The last few days leading up to that horrible dinner were the worst I ever think I had to go through. My mother remained in the house and denied Cheren and Bel from coming over until the very last day before we all took off. She told me they’d be my rivals that I’d have to fight against them if I wanted to be the Champion, that a Champion didn’t have friends or anything like that. They had their Pokémon and themselves and that was it. They were isolated from the world and from their past, that’s what made them strong. I guess by the end, deprived of sleep and food and on edge from the mood swings my mother went through like the weather in Goldenrod City that the crazy seeped through a little. My best friends were going to want to fight, that was the whole point of being a trainer but I guess I figured Cheren and I were to close for that and Bel was too much of an air head to really go through with it. I guess that’s why the comment at dinner finally did me in. The last straw my strung out mind could take and it caved like one too many Bouffalant on a wooden bridge.

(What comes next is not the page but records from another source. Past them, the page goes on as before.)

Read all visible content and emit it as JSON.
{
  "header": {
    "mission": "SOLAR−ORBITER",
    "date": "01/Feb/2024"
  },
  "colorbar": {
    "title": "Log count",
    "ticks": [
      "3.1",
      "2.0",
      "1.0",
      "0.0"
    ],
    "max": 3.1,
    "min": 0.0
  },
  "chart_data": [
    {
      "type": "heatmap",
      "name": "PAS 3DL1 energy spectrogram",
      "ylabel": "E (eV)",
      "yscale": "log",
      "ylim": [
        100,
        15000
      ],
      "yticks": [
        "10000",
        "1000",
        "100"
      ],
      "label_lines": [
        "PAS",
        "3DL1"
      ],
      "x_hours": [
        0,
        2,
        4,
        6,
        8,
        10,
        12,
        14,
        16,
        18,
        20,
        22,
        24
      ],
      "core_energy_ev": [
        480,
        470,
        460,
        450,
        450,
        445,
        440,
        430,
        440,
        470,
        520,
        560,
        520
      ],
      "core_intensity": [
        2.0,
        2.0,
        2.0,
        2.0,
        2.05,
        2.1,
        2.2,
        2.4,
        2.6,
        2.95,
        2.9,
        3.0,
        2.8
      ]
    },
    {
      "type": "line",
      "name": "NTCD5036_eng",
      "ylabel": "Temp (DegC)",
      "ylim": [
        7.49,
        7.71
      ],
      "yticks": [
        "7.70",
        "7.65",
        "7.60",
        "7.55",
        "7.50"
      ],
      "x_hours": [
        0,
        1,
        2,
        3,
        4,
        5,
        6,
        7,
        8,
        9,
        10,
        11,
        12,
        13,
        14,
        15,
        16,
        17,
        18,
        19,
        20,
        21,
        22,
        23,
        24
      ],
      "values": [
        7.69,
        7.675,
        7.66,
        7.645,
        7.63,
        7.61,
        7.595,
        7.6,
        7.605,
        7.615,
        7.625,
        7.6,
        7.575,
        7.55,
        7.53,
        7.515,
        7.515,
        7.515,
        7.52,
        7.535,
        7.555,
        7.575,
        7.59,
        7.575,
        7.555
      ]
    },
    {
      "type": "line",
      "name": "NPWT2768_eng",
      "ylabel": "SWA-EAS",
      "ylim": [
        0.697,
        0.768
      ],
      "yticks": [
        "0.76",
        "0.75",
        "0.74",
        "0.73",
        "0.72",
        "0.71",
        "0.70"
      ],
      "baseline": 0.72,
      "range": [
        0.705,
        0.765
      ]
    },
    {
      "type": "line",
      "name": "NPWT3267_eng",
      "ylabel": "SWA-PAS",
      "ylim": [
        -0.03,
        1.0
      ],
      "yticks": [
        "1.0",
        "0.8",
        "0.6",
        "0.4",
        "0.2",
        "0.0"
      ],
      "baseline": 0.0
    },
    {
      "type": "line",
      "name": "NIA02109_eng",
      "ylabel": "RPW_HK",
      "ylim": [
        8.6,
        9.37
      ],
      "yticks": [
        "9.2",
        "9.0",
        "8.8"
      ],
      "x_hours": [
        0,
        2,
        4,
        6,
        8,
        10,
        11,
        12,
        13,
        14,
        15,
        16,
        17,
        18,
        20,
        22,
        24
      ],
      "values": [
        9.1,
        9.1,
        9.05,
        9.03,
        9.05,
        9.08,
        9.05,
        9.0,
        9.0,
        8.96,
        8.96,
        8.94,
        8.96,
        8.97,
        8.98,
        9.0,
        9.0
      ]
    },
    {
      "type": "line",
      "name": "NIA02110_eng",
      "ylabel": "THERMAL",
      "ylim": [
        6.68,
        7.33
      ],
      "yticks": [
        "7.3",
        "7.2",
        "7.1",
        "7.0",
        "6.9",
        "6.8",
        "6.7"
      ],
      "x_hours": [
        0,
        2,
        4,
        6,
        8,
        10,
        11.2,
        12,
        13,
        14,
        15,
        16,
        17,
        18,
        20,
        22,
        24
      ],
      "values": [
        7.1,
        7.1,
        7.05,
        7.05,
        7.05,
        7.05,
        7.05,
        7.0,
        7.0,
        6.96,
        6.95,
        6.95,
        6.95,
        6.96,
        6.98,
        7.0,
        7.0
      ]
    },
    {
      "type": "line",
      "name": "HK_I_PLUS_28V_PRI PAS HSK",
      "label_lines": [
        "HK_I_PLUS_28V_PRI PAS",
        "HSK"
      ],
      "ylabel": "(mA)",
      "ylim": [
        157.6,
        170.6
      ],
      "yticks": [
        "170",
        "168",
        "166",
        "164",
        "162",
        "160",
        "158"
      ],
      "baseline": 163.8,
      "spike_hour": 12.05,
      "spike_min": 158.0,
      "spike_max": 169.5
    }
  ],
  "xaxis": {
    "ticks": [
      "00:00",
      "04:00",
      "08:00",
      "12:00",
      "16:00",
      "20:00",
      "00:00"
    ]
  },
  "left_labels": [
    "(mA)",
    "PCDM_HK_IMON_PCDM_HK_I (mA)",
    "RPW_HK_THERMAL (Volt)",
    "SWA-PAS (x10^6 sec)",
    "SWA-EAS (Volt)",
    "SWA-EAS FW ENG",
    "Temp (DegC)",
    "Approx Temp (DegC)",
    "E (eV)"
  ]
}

It was the first time in ten years I cried and after the already awkward dinner I think it was too much for Cheren and Bel’s parents to bare. They took their leave after thanking my mother for dinner but by that time she was in full swing, screaming and throwing things about the house. No one looked me in the eye as they left. That’s how I spent my second to last day at home, listening to my mother’s rampage downstairs while I curled up in bed, the weight of the last three weeks finally crashing down on me like an avalanche.